Schon mit dem lautmalerischen Auftakt-Chor »Herr, unser Herrscher« ergaben sich mystische Passagen, besonders den tragenden Chor-Männerstimmen sei Dank. Mutig stieg der junge Tenor Tilman Lichdi sofort in die erfolgreiche Zwiesprache als Evangelist mit Jesus, überzeugend interpretiert von Ekkehard Abele. Beide Solisten bewältigten die mehrfach besetzten Partien fast makellos. Der große Johann Sebastian Bach bevorzugte in seiner Aufführungspraxis ebenfalls die einfache Besetzung.
Eike Tiedemanns schaffte mit ihrer melodiösen Altstimme beides, Botschaft und Wohlklang. Die frühen Passionsstationen im ersten Teil ließen auch Veronika Winter Raum für eine erste, flehende Bitte »Ich lasse dich nicht, mein Leben, mein Licht«. Der bekannte Choral »Wer hat dich so geschlagen« wies den Weg zur Verleugnungstat.
Die ganze Dramatik der dreifachen Verleugnung durch Jesu Lieblingsjünger Petrus schaffte allen Interpreten Raum für ein großartiges Zusammenspiel, inklusive der beiden Solisten aus dem Chor - eng angelehnt an die Evangelien-Texte des Johannes, Kapitel 18 und 19. Die ausgeliehenen Worte aus dem Matthäusevangelium wie das »Weinen des Petrus« gaben Lichdi die Vorlage für ein himmelsgleiches Arioso in seinem »Ach, mein Sinn«.
Chor, Instrumentalisten und beide Männerstimmen führten konsequent durch die Pilatus-Szene. Bis zum »Ich finde keine Schuld an ihm« gab es für alle Akteure dramatische Momente zu inszenieren. Die sich anschließenden Bass- und Tenor-Arien erzählten - wunderbar lyrisch von »Himmelschlüsselblumen und Regenbogen«. Durch das gesamte Kreuzigungsgeschehen blitzte die ungeheure Präsenz der Choristen, die sich ganz auf Martin Riekers Dirigat verließen.
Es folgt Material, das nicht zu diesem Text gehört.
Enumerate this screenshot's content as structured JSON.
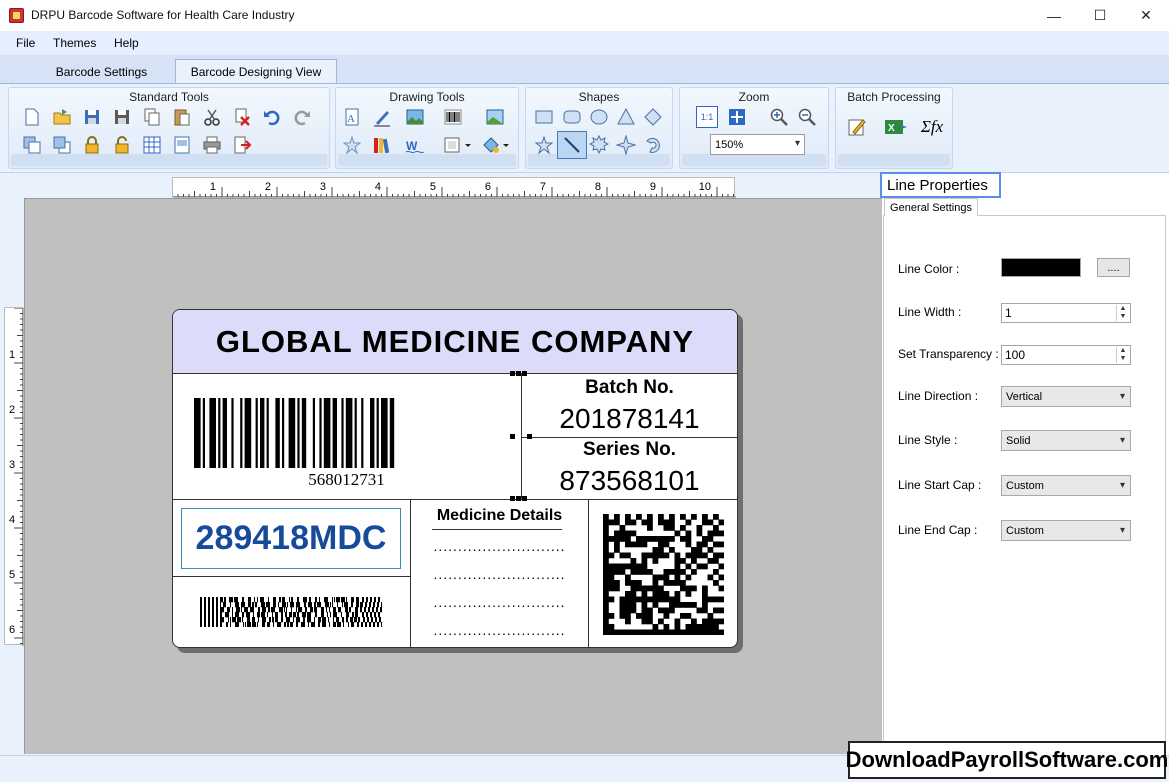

Was für eine tiefe Traurigkeit transportierte Eike Tiedemanns in ihrer Arie »Es ist vollbracht!«. Mit der bewegend-gefühlvollen Sopran-Arie »Zerfließe, mein Herze, in Fluten der Zähren« öffnete Veronika Winter endgültig die Haller Herzen. Nach gut zwei Stunden erlöste der Schlusschoral »Ach, Herr, lass dein lieb Engelein« die fast 500 Zuhörer aus ihrer tiefen Ergriffenheit. Es dauerte einen langen Moment, dann brandete minutenlanger Applaus als Dank für Musik und Botschaft auf.